FDA approved these vaccines as a strain change to each manufacturer’s seasonal influenza vaccine. There is considerable experience with seasonal influenza vaccine development and production, and influenza vaccines produced by this technology have a long and successful track record of safety and effectiveness in the United States. The Influenza A (H1N1) 2009 Monovalent vaccines will undergo the usual testing and lot release procedures that are in place for seasonal influenza vaccines.
The expected side effects will be similar to those of the seasonal influenza vaccine, potentially including a mild fever, body aches, and fatigue for a few days after the vaccine, and soreness at the injection site. The most common side effects seen with administration of the nasal vaccine include runny nose or nasal congestion in recipients of all ages, fever more than 100 degrees Fahrenheit in children two to six years of age, and sore throat in adults. As with any medical product, serious adverse events may occur. People who have a severe (life-threatening) allergy to chicken eggs or to any other substance in the vaccine should not be vaccinated.
FDA and CDC will closely monitor the safety of the Influenza A (H1N1) 2009 vaccines. FDA is collaborating with CDC, HHS, and other government agencies to enhance the capacity for adverse event safety monitoring during and after the Influenza A (H1N1) 2009 vaccination program. Efforts are underway to establish a robust network to share information in real-time. The network will build on the well established Vaccine Adverse Event Reporting System and Vaccine Safety Datalink by integrating capabilities from the Department of Defense, the Department of Veterans Affairs, the Center for Medicare and Medicaid Services, State, Territorial, Tribal, and local public health and medical, and private sector healthcare entities. FDA is also engaged with international regulatory partners on pharmacovigilance planning efforts.
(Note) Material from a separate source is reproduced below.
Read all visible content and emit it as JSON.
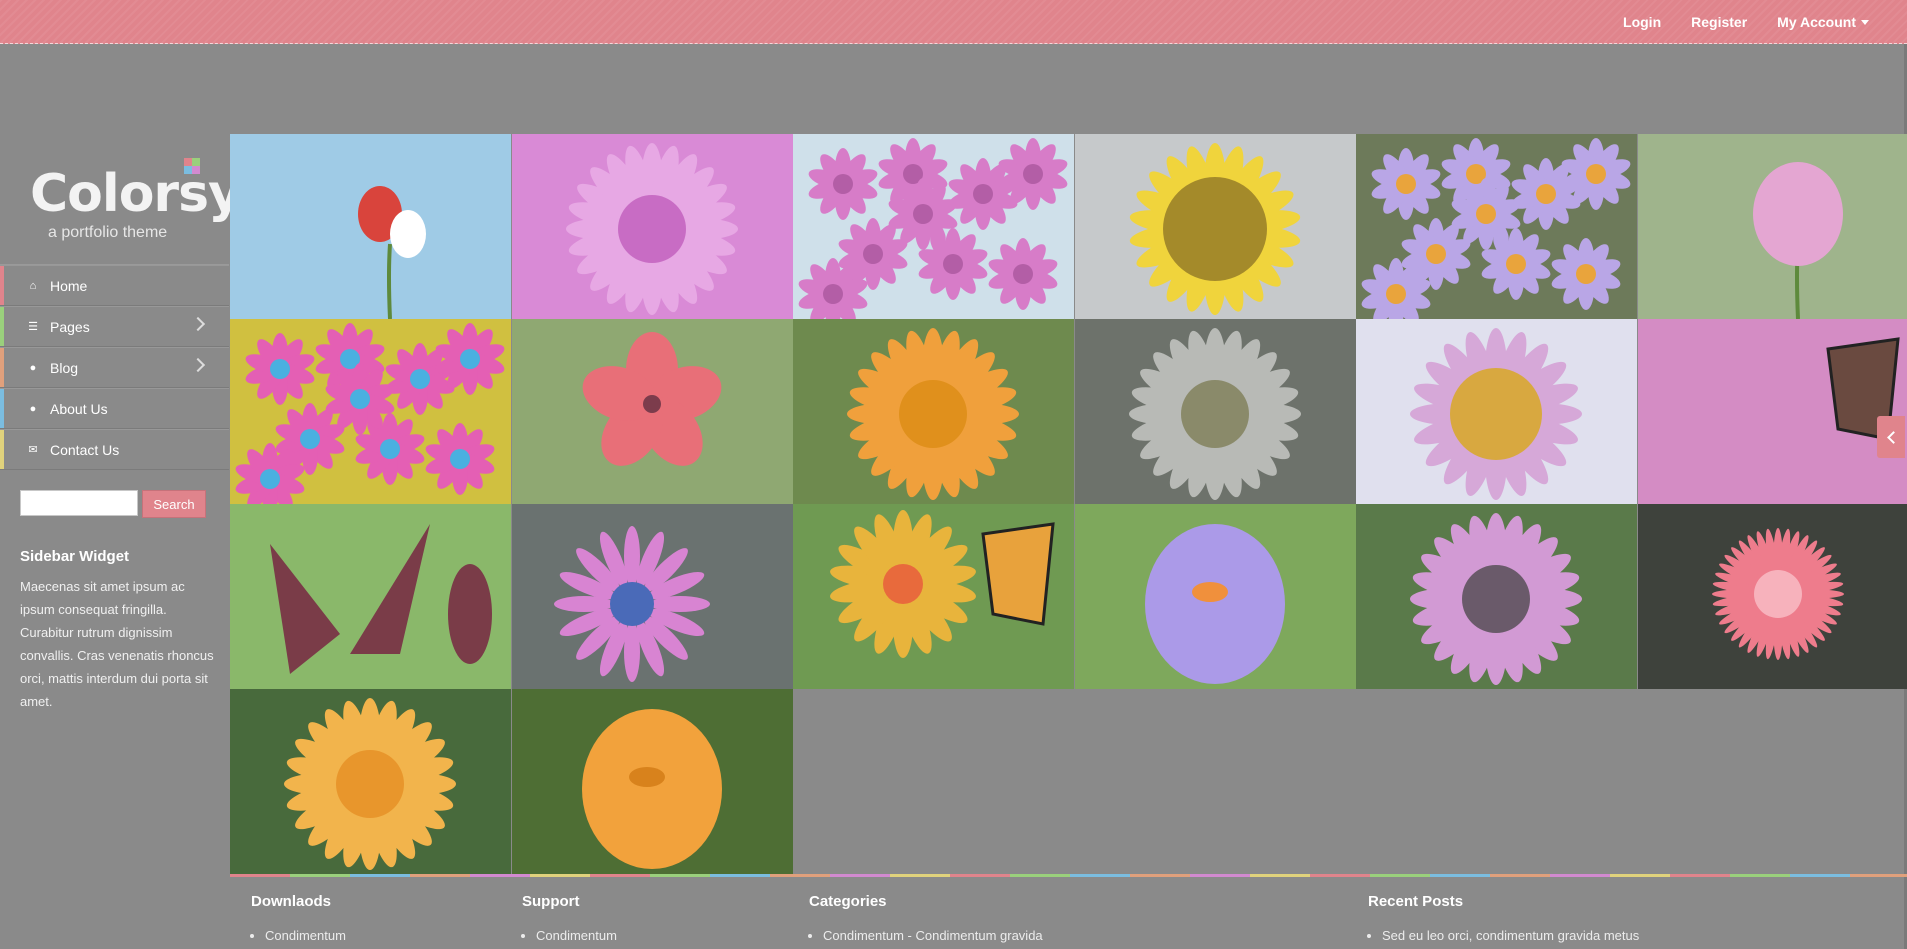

The purpose of the collaborations is to improve our ability to identify adverse events following receipt of the 2009 H1N1 monovalent vaccines and rapidly evaluate them to determine their significance.
CDC has posted information on its web site regarding H1N1 safety monitoring (http://www.cdc.gov/h1n1flu/vaccination/safety_planning.htm). The information outlines the objectives of the 2009 H1N1 monovalent vaccine safety monitoring response:
- Timely identification of clinically significant adverse events following receipt of 2009 H1N1 monovalent vaccine
- Rapid evaluation of serious adverse events after 2009 H1N1 monovalent vaccine to determine the public health importance
- Evaluation of the risk of Guillian-Barre syndrome (GBS) associated with the 2009 H1N1 monovalent vaccine.